Why Are Some Private Colleges And Universities So Expensive?

It seems that they have something everyone wants: prestige. Who wouldn't want to go to Harvard or Yale, for example? And then these schools seem to know what everyone is willing to pay and then they charge it. This is all explained in the WSJ article Why Top Colleges Squeeze You Dry by ANDREW MANSHEL. Here is an exerpt:
"I learned that the most prestigious and desirable institutions have a good deal of information about the shape of the demand curve for the families seeking to obtain elite higher education for their offspring. These schools have the capacity to estimate with some precision how many applicants will go elsewhere for each additional dollar they charge in tuition and fees. Each sets its tuition so as to produce a targeted "yield"—the percentage of accepted students who actually enroll there. If in any year we over- or under-estimated the price changes made by the other schools, and we had moved up or down in rank, we corrected the following year by raising or lowering tuition by more or less to compensate. We essentially followed the price leadership of the wealthiest, most prestigious institutions."
There is some financial aid. But that amounts to basically charging different students different prices based on their ability and willingess to pay. Economists call this price discrimination.
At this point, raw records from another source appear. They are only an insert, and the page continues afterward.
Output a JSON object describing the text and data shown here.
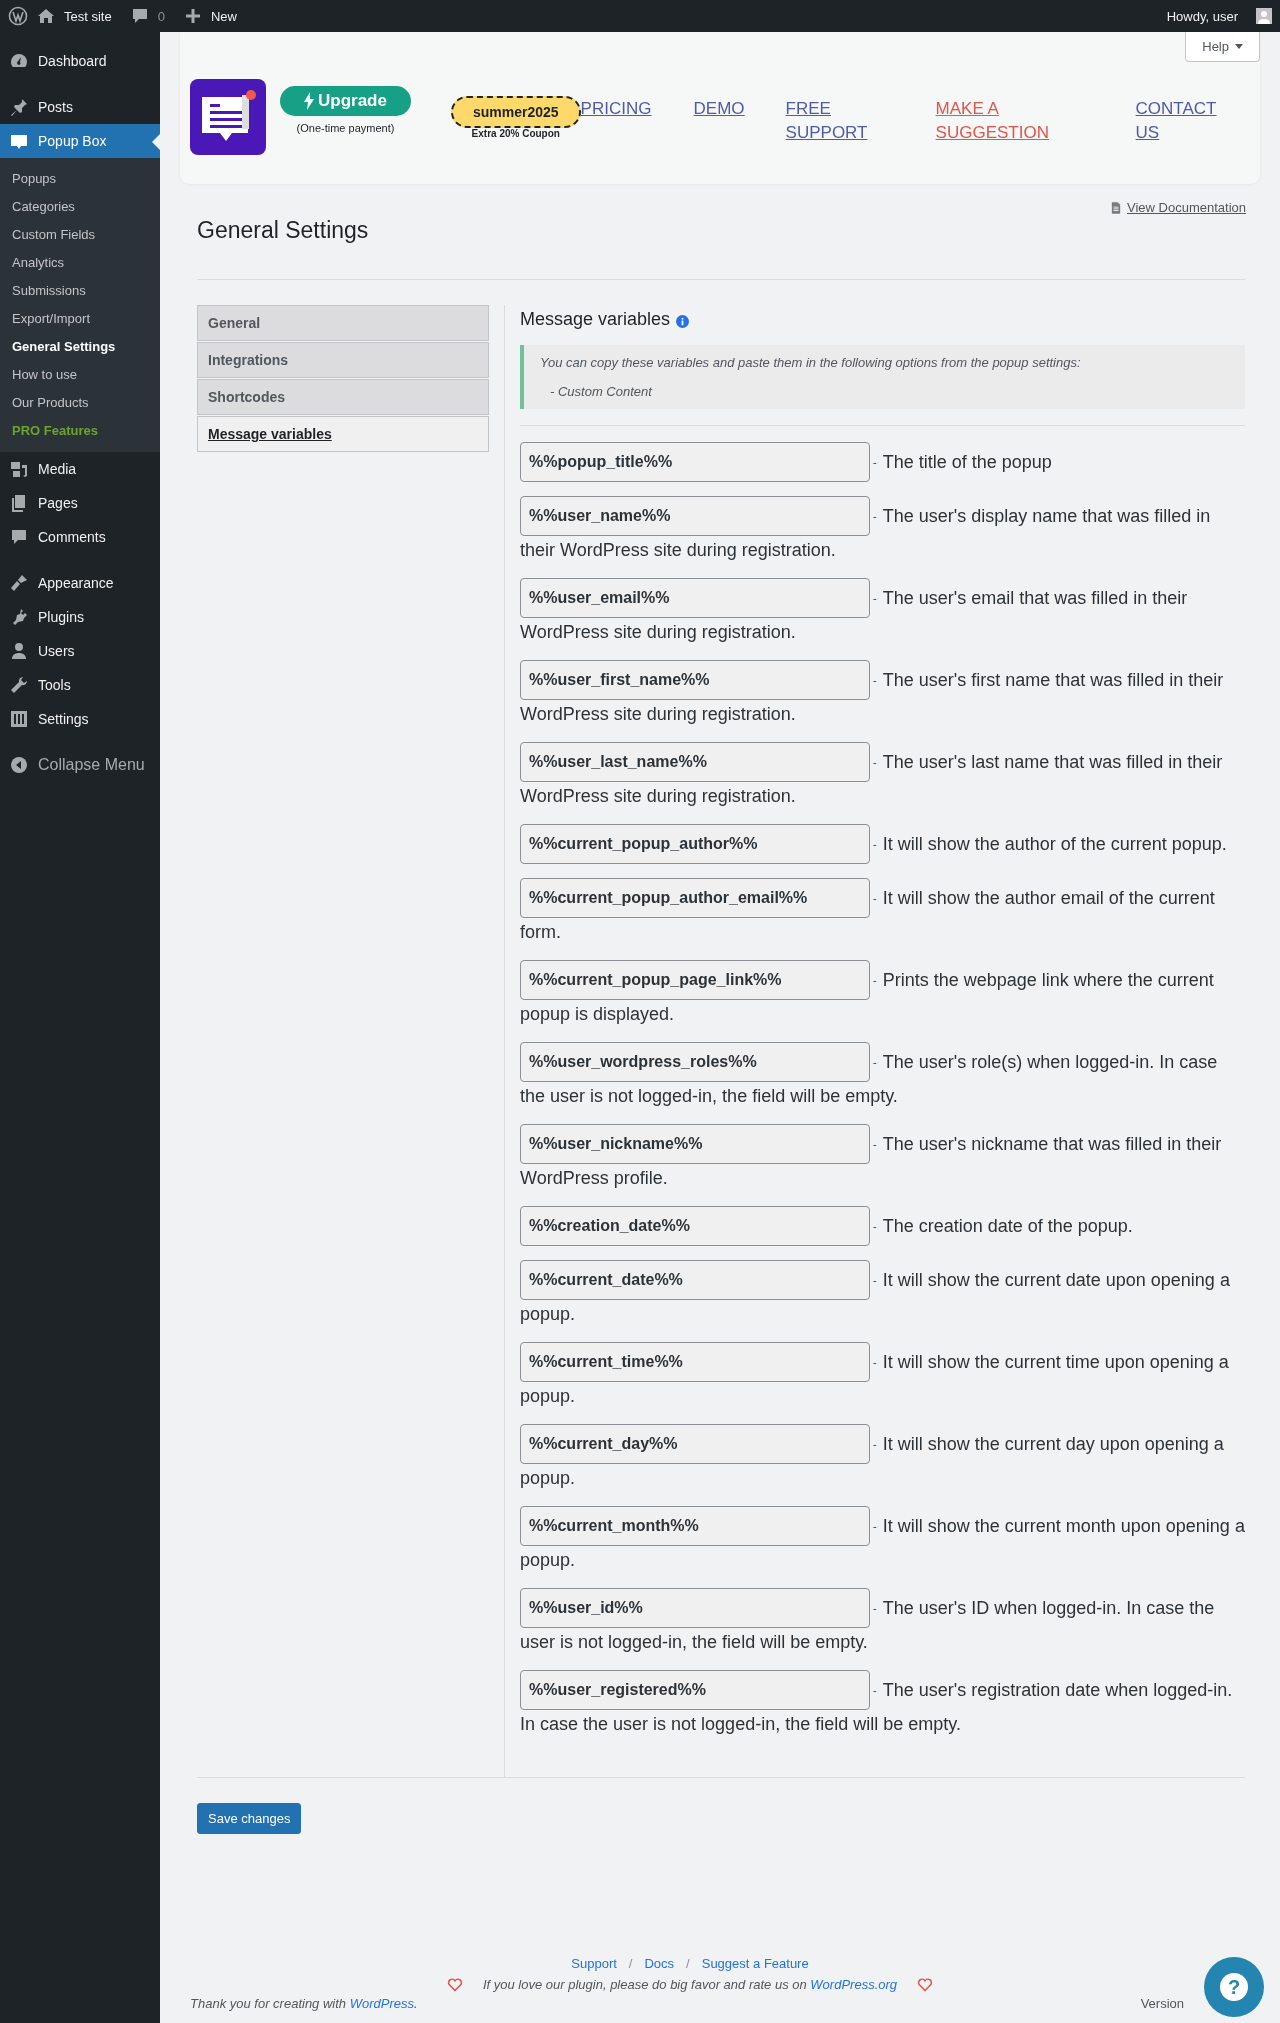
{
  "admin_bar": {
    "site": "Test site",
    "comments": "0",
    "new": "New",
    "greeting": "Howdy, user"
  },
  "sidebar": {
    "groups": [
      [
        {
          "label": "Dashboard",
          "selected": false
        }
      ],
      [
        {
          "label": "Posts",
          "selected": false
        },
        {
          "label": "Popup Box",
          "selected": true,
          "children": [
            {
              "label": "Popups",
              "selected": false,
              "kind": "link"
            },
            {
              "label": "Categories",
              "selected": false,
              "kind": "link"
            },
            {
              "label": "Custom Fields",
              "selected": false,
              "kind": "link"
            },
            {
              "label": "Analytics",
              "selected": false,
              "kind": "link"
            },
            {
              "label": "Submissions",
              "selected": false,
              "kind": "link"
            },
            {
              "label": "Export/Import",
              "selected": false,
              "kind": "link"
            },
            {
              "label": "General Settings",
              "selected": true,
              "kind": "link"
            },
            {
              "label": "How to use",
              "selected": false,
              "kind": "link"
            },
            {
              "label": "Our Products",
              "selected": false,
              "kind": "link"
            },
            {
              "label": "PRO Features",
              "selected": false,
              "kind": "pro"
            }
          ]
        },
        {
          "label": "Media",
          "selected": false
        },
        {
          "label": "Pages",
          "selected": false
        },
        {
          "label": "Comments",
          "selected": false
        }
      ],
      [
        {
          "label": "Appearance",
          "selected": false
        },
        {
          "label": "Plugins",
          "selected": false
        },
        {
          "label": "Users",
          "selected": false
        },
        {
          "label": "Tools",
          "selected": false
        },
        {
          "label": "Settings",
          "selected": false
        }
      ]
    ],
    "collapse": "Collapse Menu"
  },
  "help_button": "Help",
  "header": {
    "upgrade": "Upgrade",
    "upgrade_note": "(One-time payment)",
    "coupon": "summer2025",
    "coupon_note": "Extra 20% Coupon",
    "links": [
      {
        "label": "PRICING",
        "color": "#4f5aa8"
      },
      {
        "label": "DEMO",
        "color": "#4f5aa8"
      },
      {
        "label": "FREE SUPPORT",
        "color": "#4f5aa8"
      },
      {
        "label": "MAKE A SUGGESTION",
        "color": "#e5534b"
      },
      {
        "label": "CONTACT US",
        "color": "#4f5aa8"
      }
    ]
  },
  "view_documentation": "View Documentation",
  "title": "General Settings",
  "tabs": [
    {
      "label": "General",
      "selected": false
    },
    {
      "label": "Integrations",
      "selected": false
    },
    {
      "label": "Shortcodes",
      "selected": false
    },
    {
      "label": "Message variables",
      "selected": true
    }
  ],
  "section_title": "Message variables",
  "note": {
    "text": "You can copy these variables and paste them in the following options from the popup settings:",
    "item": "- Custom Content"
  },
  "variables": [
    {
      "value": "%%popup_title%%",
      "description": [
        "The title of the popup"
      ]
    },
    {
      "value": "%%user_name%%",
      "description": [
        "The user's display name that was filled in",
        "their WordPress site during registration."
      ]
    },
    {
      "value": "%%user_email%%",
      "description": [
        "The user's email that was filled in their",
        "WordPress site during registration."
      ]
    },
    {
      "value": "%%user_first_name%%",
      "description": [
        "The user's first name that was filled in their",
        "WordPress site during registration."
      ]
    },
    {
      "value": "%%user_last_name%%",
      "description": [
        "The user's last name that was filled in their",
        "WordPress site during registration."
      ]
    },
    {
      "value": "%%current_popup_author%%",
      "description": [
        "It will show the author of the current popup."
      ]
    },
    {
      "value": "%%current_popup_author_email%%",
      "description": [
        "It will show the author email of the current",
        "form."
      ]
    },
    {
      "value": "%%current_popup_page_link%%",
      "description": [
        "Prints the webpage link where the current",
        "popup is displayed."
      ]
    },
    {
      "value": "%%user_wordpress_roles%%",
      "description": [
        "The user's role(s) when logged-in. In case",
        "the user is not logged-in, the field will be empty."
      ]
    },
    {
      "value": "%%user_nickname%%",
      "description": [
        "The user's nickname that was filled in their",
        "WordPress profile."
      ]
    },
    {
      "value": "%%creation_date%%",
      "description": [
        "The creation date of the popup."
      ]
    },
    {
      "value": "%%current_date%%",
      "description": [
        "It will show the current date upon opening a",
        "popup."
      ]
    },
    {
      "value": "%%current_time%%",
      "description": [
        "It will show the current time upon opening a",
        "popup."
      ]
    },
    {
      "value": "%%current_day%%",
      "description": [
        "It will show the current day upon opening a",
        "popup."
      ]
    },
    {
      "value": "%%current_month%%",
      "description": [
        "It will show the current month upon opening a",
        "popup."
      ]
    },
    {
      "value": "%%user_id%%",
      "description": [
        "The user's ID when logged-in. In case the",
        "user is not logged-in, the field will be empty."
      ]
    },
    {
      "value": "%%user_registered%%",
      "description": [
        "The user's registration date when logged-in.",
        "In case the user is not logged-in, the field will be empty."
      ]
    }
  ],
  "dash": "-",
  "save_button": "Save changes",
  "footer": {
    "links": [
      "Support",
      "Docs",
      "Suggest a Feature"
    ],
    "separator": "/",
    "rate_text": "If you love our plugin, please do big favor and rate us on ",
    "rate_link": "WordPress.org",
    "thanks_text": "Thank you for creating with ",
    "thanks_link": "WordPress",
    "thanks_end": ".",
    "version": "Version",
    "help_bubble": "?"
  }
}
Why price discrimination raises profits

1. If a firm can get a higher price from some customers than others they increase their profits.
2. If a firm can lower the price for others who might not have bought the product to begin with, they also increase their profits.

Necessary Conditions for Price Discrimination

1. The firm must face a downward sloping demand. Monopolies do but firms in perfect competition do not (their demand, also their MR line, is flat).

2. The firm must be able to readily (and cheaply) identify buyers or groups of buyers with predictably different elasticities of demand (senior citizens have a more elastic demand and will shop around more since they have more time so restaurants might give them a discount).

3. The firm must be able to prevent resale of the product or service. If a student can buy a movie ticket for $6 while everyone else pays $8, the firm will lose money if the students turn around and sell their tickets for $7. So the theater can prevent resale by checking student IDs to make sure people holding the lower price ticket really are students.

What do the schools do with all the money they get? It mainly goes to the faculty and administrators. 60%-75% goes to salaries and benefits. Schools also spend alot of money on "...the "arms race," the constant effort to refurbish and build new physical facilities."

2 comments:

champ said...

dr. morong, I wanted to ask you about the first stipulation. I know that Monopolies have a downward sloping demand curve, but was not aware that Perfect competition was Flat. Is there a graph you could provide, as I have the visual in my head, just a horizontal like ex., Y=3

thanks a lot,

Cyril Morong said...

Just look at the graph of the typical firm in perfect competiton. Their flat MR line is also the firm's demand line.